Divya Mahipal Maderna is an Indian politician from Rajasthan. She is a member of the Indian National Congress (INC) and was elected as MLA of the Osian constituency in the 2018 elections.

== Life ==

Maderna is the daughter of government minister Mahipal Maderna and Leela Maderna. Her grandfather Parasram Maderna also worked in politics, serving as a cabinet minister in the Rajasthan Legislative Assembly.

Maderna holds a post-graduate degree in economics from the University of Nottingham, England.

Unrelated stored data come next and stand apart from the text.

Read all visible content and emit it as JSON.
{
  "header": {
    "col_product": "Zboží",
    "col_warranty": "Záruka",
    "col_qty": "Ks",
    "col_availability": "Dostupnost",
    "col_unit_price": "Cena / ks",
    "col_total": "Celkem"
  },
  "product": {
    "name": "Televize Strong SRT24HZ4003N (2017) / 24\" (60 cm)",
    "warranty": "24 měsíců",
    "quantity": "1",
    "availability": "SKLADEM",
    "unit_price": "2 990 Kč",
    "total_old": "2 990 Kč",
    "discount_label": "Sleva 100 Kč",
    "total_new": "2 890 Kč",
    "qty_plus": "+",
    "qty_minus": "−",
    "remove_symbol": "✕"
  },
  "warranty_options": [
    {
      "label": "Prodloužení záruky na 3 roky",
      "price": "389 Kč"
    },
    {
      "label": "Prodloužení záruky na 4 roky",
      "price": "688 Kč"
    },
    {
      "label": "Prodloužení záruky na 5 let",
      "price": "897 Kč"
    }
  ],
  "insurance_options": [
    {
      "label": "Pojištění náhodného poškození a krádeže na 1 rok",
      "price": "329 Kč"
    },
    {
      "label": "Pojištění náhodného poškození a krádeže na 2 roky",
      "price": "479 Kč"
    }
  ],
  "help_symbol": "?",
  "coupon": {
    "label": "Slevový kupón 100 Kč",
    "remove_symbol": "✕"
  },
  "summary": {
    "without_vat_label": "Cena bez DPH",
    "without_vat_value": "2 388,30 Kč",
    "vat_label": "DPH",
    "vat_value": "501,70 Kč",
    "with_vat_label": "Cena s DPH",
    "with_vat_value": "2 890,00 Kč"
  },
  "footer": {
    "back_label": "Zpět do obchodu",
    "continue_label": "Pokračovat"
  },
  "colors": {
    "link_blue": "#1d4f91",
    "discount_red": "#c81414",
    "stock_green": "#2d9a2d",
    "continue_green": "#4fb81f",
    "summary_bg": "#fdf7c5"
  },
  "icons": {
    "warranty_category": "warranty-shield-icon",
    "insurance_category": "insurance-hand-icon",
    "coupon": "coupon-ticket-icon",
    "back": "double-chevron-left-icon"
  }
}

In 2010, at the age of 26, she successfully contested the District council polls in Osian, Jodhpur. She contested the Rajasthan legislative assembly elections in 2018 for Osian, Jodhpur on a ticket of the Indian National Congress and won.

She lost in the 2023 Rajasthan Legislative Assembly Election to Bhera Ram Choudhary of the BJP.